Smart meters are in the news again with much discussion about what Prime Minister Julia Gillard is expected to propose to the COAG meeting on Friday.

Smart meters can perform various functions, from remote meter-reading to facilitating time-of-use tariffs to the consumer. Some of the main smart-meter capabilities are to:

  • measure electricity consumed – how much and when (on a time interval basis)
  • help the customer and their supplier communicate with one another
  • store interval-data and transfer it remotely to a data collector or utility
  • display consumption, tariff and other information.

Smart meters are not an end in themselves. But they can be a way to develop a more effective “demand side” in the electricity system; right now, most of the control of electricity delivery comes from the “supply side”.

At the moment, most power users get a flat tariff, whatever time they’re using power and however much demand there is for it. Smart meters can be used by power companies to introduce time-of-use tariffs – that is, to charge based on how much demand there is for power at a particular time. If accompanied by good feedback (such as an in-home display), they can allow consumers to control when they use their power, thus controlling what they spend.

Smart meters can also improve billing systems and bring other benefits.

Costs in the electricity system (and hence impacts on customers’ electricity bills) are driven both by overall demand (the total amount of electricity consumed) and peak demand (the maximum amount consumed at any one time).

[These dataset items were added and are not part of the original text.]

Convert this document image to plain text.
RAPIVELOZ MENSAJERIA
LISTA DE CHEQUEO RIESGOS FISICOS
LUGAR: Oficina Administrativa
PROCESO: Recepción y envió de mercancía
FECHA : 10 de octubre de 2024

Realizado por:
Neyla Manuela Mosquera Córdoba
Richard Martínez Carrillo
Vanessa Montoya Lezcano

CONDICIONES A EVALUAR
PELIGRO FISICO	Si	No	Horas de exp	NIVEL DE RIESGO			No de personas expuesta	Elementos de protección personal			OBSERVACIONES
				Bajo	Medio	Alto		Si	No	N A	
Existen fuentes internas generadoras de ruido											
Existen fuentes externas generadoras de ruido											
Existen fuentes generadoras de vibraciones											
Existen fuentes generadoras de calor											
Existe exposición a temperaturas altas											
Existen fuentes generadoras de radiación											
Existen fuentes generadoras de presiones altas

Peak demand is a particularly important driver of costs. Energy companies have to build power stations and networks to serve demand for only a small number of hours of peak demand each year, which means that this infrastructure is effectively unused for much of the time. Yet the companies who have built it will still need to recover the high fixed costs. The Australian government estimates that 25 per cent of retail electricity costs are derived from peak events – such as hot weather – that occur over a period of less than 40 hours per year.

The rapid growth of peak demand relative to overall (or average) demand has been a major factor influencing costs in the Australian electricity system. Between 2005 and 2011, peak demand increased at a rate of approximately 1.8 per cent a year, while total electricity usage grew at 0.5 per cent a year.

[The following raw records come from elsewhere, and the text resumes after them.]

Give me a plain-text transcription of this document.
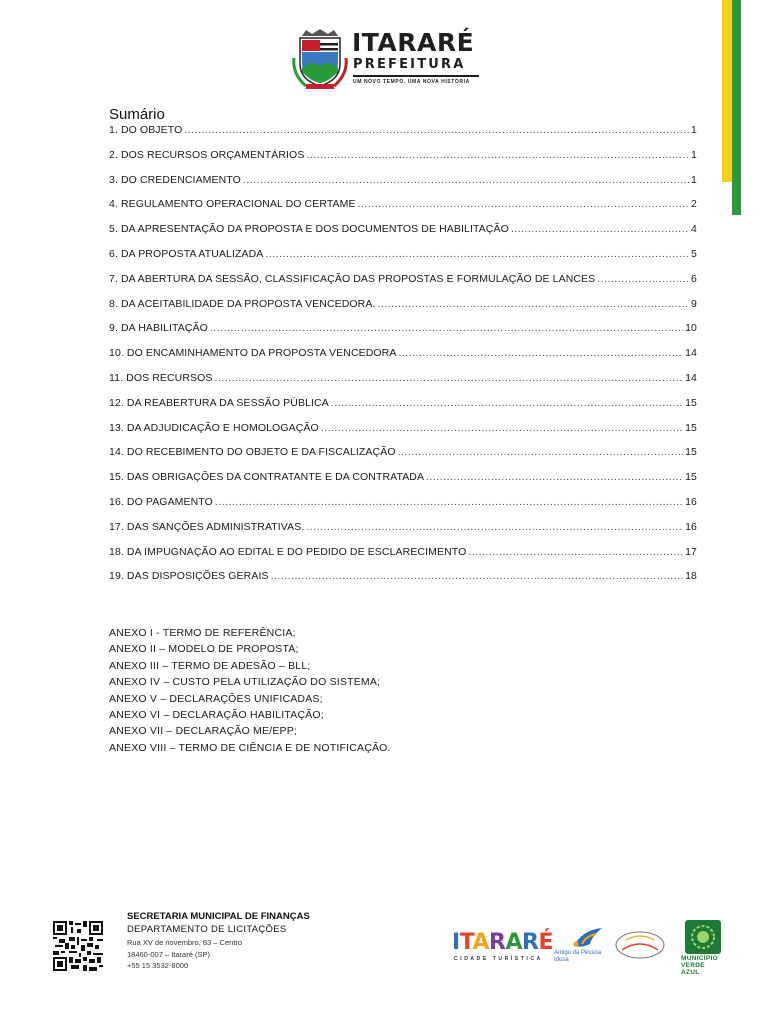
ITARARÉ
PREFEITURA
UM NOVO TEMPO. UMA NOVA HISTÓRIA
Sumário
1. DO OBJETO .....	1
2. DOS RECURSOS ORÇAMENTÁRIOS .....	1
3. DO CREDENCIAMENTO .....	1
4. REGULAMENTO OPERACIONAL DO CERTAME .....	2
5. DA APRESENTAÇÃO DA PROPOSTA E DOS DOCUMENTOS DE HABILITAÇÃO .....	4
6. DA PROPOSTA ATUALIZADA .....	5
7. DA ABERTURA DA SESSÃO, CLASSIFICAÇÃO DAS PROPOSTAS E FORMULAÇÃO DE LANCES .....	6
8. DA ACEITABILIDADE DA PROPOSTA VENCEDORA. .....	9
9. DA HABILITAÇÃO .....	10
10. DO ENCAMINHAMENTO DA PROPOSTA VENCEDORA .....	14
11. DOS RECURSOS .....	14
12. DA REABERTURA DA SESSÃO PÚBLICA .....	15
13. DA ADJUDICAÇÃO E HOMOLOGAÇÃO .....	15
14. DO RECEBIMENTO DO OBJETO E DA FISCALIZAÇÃO .....	15
15. DAS OBRIGAÇÕES DA CONTRATANTE E DA CONTRATADA .....	15
16. DO PAGAMENTO .....	16
17. DAS SANÇÕES ADMINISTRATIVAS. .....	16
18. DA IMPUGNAÇÃO AO EDITAL E DO PEDIDO DE ESCLARECIMENTO .....	17
19. DAS DISPOSIÇÕES GERAIS .....	18
ANEXO I - TERMO DE REFERÊNCIA;
ANEXO II – MODELO DE PROPOSTA;
ANEXO III – TERMO DE ADESÃO – BLL;
ANEXO IV – CUSTO PELA UTILIZAÇÃO DO SISTEMA;
ANEXO V – DECLARAÇÕES UNIFICADAS;
ANEXO VI – DECLARAÇÃO HABILITAÇÃO;
ANEXO VII – DECLARAÇÃO ME/EPP;
ANEXO VIII – TERMO DE CIÊNCIA E DE NOTIFICAÇÃO.
SECRETARIA MUNICIPAL DE FINANÇAS
DEPARTAMENTO DE LICITAÇÕES
Rua XV de novembro, 83 – Centro
18460-007 – Itararé (SP)
+55 15 3532-8000
ITARARÉ
CIDADE TURÍSTICA
Amigo da Pessoa Idosa	MUNICÍPIO VERDE AZUL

Although peak demand has fallen more recently this may just be due to cooler summers (and hence less use of air-conditioning). It is rather soon to say whether this drop off is a trend.

Tackling peak demand could help reduce the growth in costs. However, that there are many factors to consider in assessing whether reducing peak demand will in fact reduce costs – notably whether there is scope to defer or avoid investment. In some areas, where much investment has been made in recent years, the scope for savings may be limited.

Smart meters can deliver information, technology solutions and price signals, such as time-of-use and critical peak tariffs or rebates. They could therefore enable consumers to provide demand response in the electricity market. They could do this by electing to use less power when power is expensive.

Many time of use trials have found that the biggest reduction in peak demand comes from a combination of price signals, automated control (so consumers don’t have to do all the work to benefit from reducing demand at peak times) and clear, simple information.

Some sources say the Prime Minister is likely to propose the AEMC recommendation that smaller consumers be allowed to stay on a flat tariff when they get a smart meter, rather than being charged based on the time they are using power. This would help protect low income and vulnerable consumers from the risk of a bill shock.

It would be good practice for consumers to have a smart meter for some time before being offered a time-of-use tariff, so that they can build up a picture of their consumption (load) profile and then work out whether a time-of-use tariff would be the right choice for them.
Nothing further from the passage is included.